The U.S. Federal Reserve’s decision to lower borrow costs before its next scheduled policy meeting in mid March reflected the urgency with which the central bank felt it needed to act to stave off a global recession and shares initially jumped more than 1 percent on the news.
But they quickly turned negative before settling between flat and 0.2% lower on the day as analysts and traders worried whether pumping more money into banks and financial markets may not address the central problem of the epidemic – a cut in business activity as workers and consumers stay home.
“The Fed panicked which they’re very good at doing and it was a mistake,” said Michael O’Rourke, a strategist with Jones Trading in Stamford, Connecticut.

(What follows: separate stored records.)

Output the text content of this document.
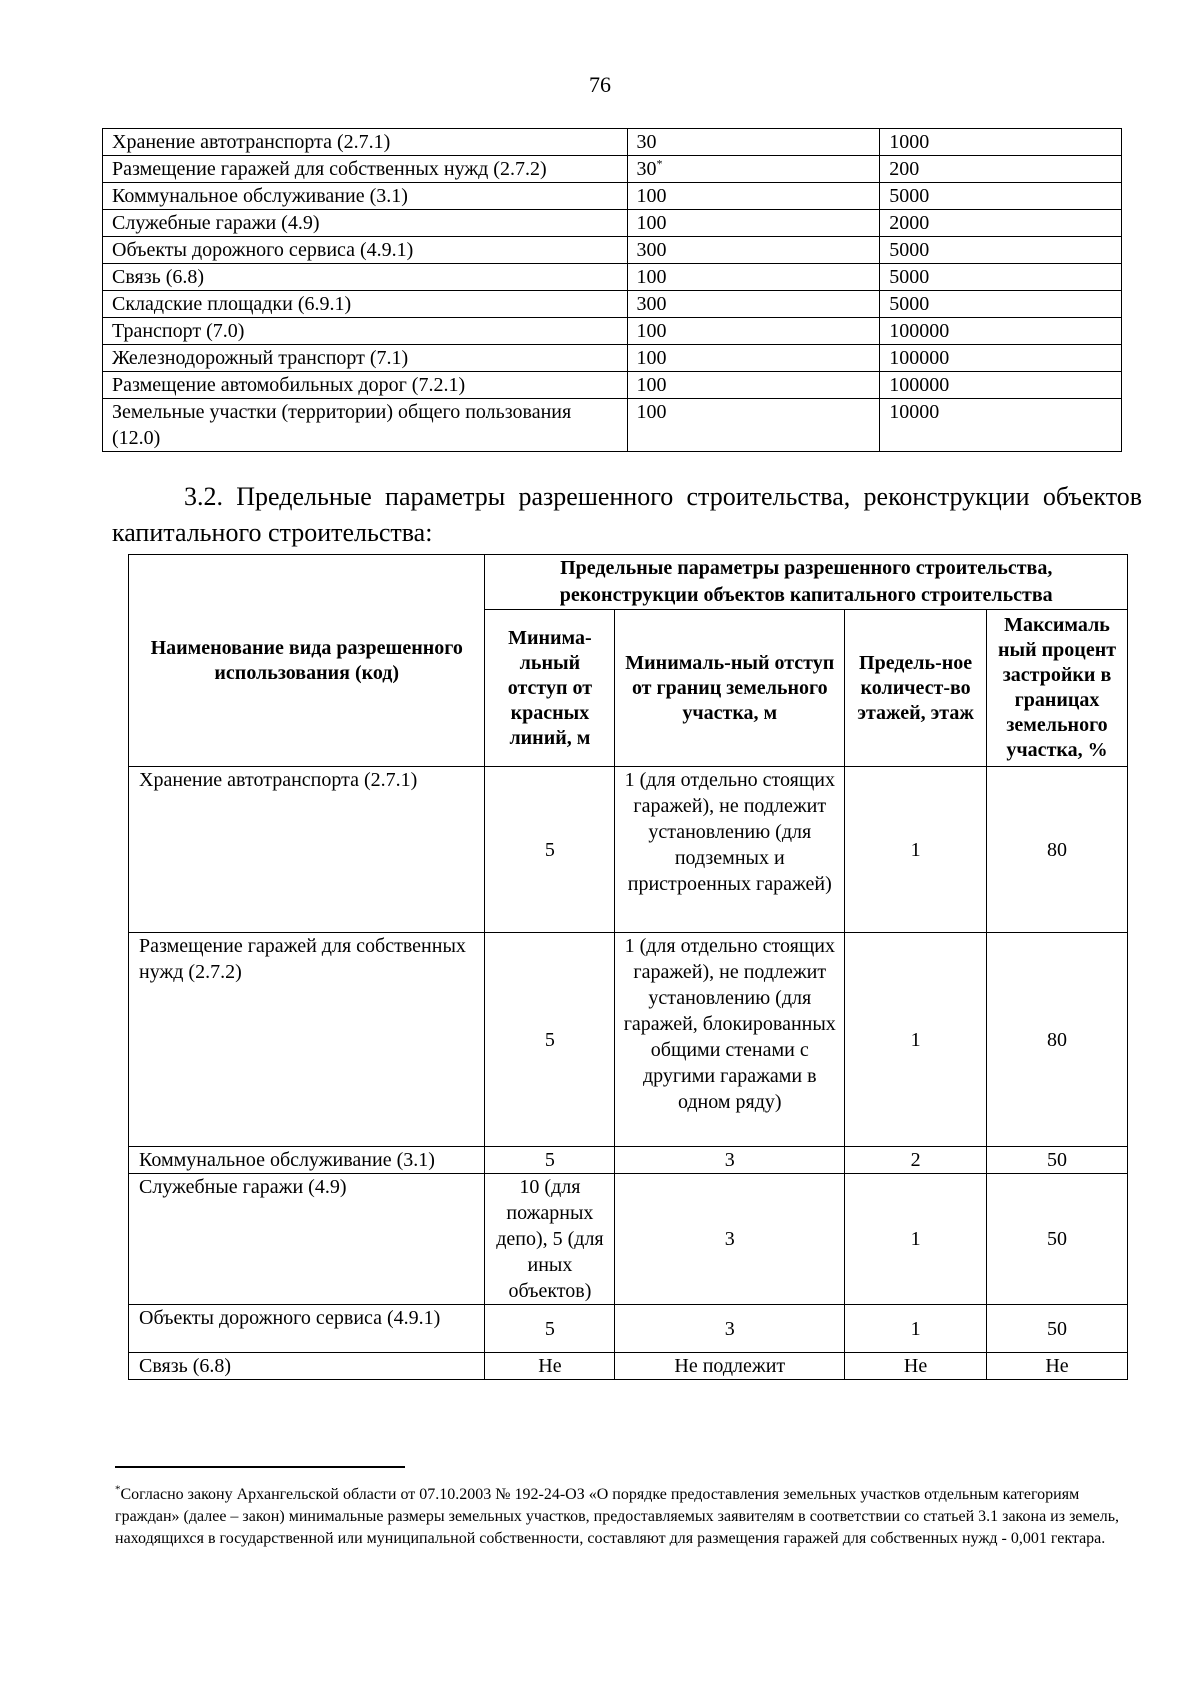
76
Хранение автотранспорта (2.7.1)	30	1000
Размещение гаражей для собственных нужд (2.7.2)	30*	200
Коммунальное обслуживание (3.1)	100	5000
Служебные гаражи (4.9)	100	2000
Объекты дорожного сервиса (4.9.1)	300	5000
Связь (6.8)	100	5000
Складские площадки (6.9.1)	300	5000
Транспорт (7.0)	100	100000
Железнодорожный транспорт (7.1)	100	100000
Размещение автомобильных дорог (7.2.1)	100	100000
Земельные участки (территории) общего пользования (12.0)	100	10000
3.2. Предельные параметры разрешенного строительства, реконструкции объектов капитального строительства:
Наименование вида разрешенного использования (код)	Предельные параметры разрешенного строительства, реконструкции объектов капитального строительства			
	Минима-льный отступ от красных линий, м	Минималь-ный отступ от границ земельного участка, м	Предель-ное количест-во этажей, этаж	Максималь ный процент застройки в границах земельного участка, %
Хранение автотранспорта (2.7.1)	5	1 (для отдельно стоящих гаражей), не подлежит установлению (для подземных и пристроенных гаражей)	1	80
Размещение гаражей для собственных нужд (2.7.2)	5	1 (для отдельно стоящих гаражей), не подлежит установлению (для гаражей, блокированных общими стенами с другими гаражами в одном ряду)	1	80
Коммунальное обслуживание (3.1)	5	3	2	50
Служебные гаражи (4.9)	10 (для пожарных депо), 5 (для иных объектов)	3	1	50
Объекты дорожного сервиса (4.9.1)	5	3	1	50
Связь (6.8)	Не	Не подлежит	Не	Не
*Согласно закону Архангельской области от 07.10.2003 № 192-24-ОЗ «О порядке предоставления земельных участков отдельным категориям граждан» (далее – закон) минимальные размеры земельных участков, предоставляемых заявителям в соответствии со статьей 3.1 закона из земель, находящихся в государственной или муниципальной собственности, составляют для размещения гаражей для собственных нужд - 0,001 гектара.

“The Fed cutting rates by 50 basis points now is not going to get people to go to the movies or to conferences, sporting events or any large gatherings.”
The U.S. central bank cut rates three times in 2019 and has since held the fire amid signs of improving growth after the striking of a “Phase One” trade deal between the United States and China.
The main U.S. stock indexes had closed more than 4% higher on Monday after their worst week since 2008, as central banks in Japan and the European Union joined the Federal Reserve in signaling further monetary easing.
Earlier in the day, finance ministers of the G7 and central bank governors said only that they stood “ready to take actions, including fiscal measures where appropriate”.
Bank stocks, which tend to outperform in higher interest rate environment, dropped 2.2% while the broader financials sector fell 1.5%. Nine of the 11 major S&P sectors were trading higher.
“Clearly the Fed doesn’t want to fall behind the curve,” said Chris Zaccarelli, chief investment officer, Independent Advisor Alliance, Charlotte, NC.
“They’re trying to be proactive and front-load their response both by cutting 50 bps instead of their usual 25 bps as well as by cutting intra-meeting instead of waiting until later this month.”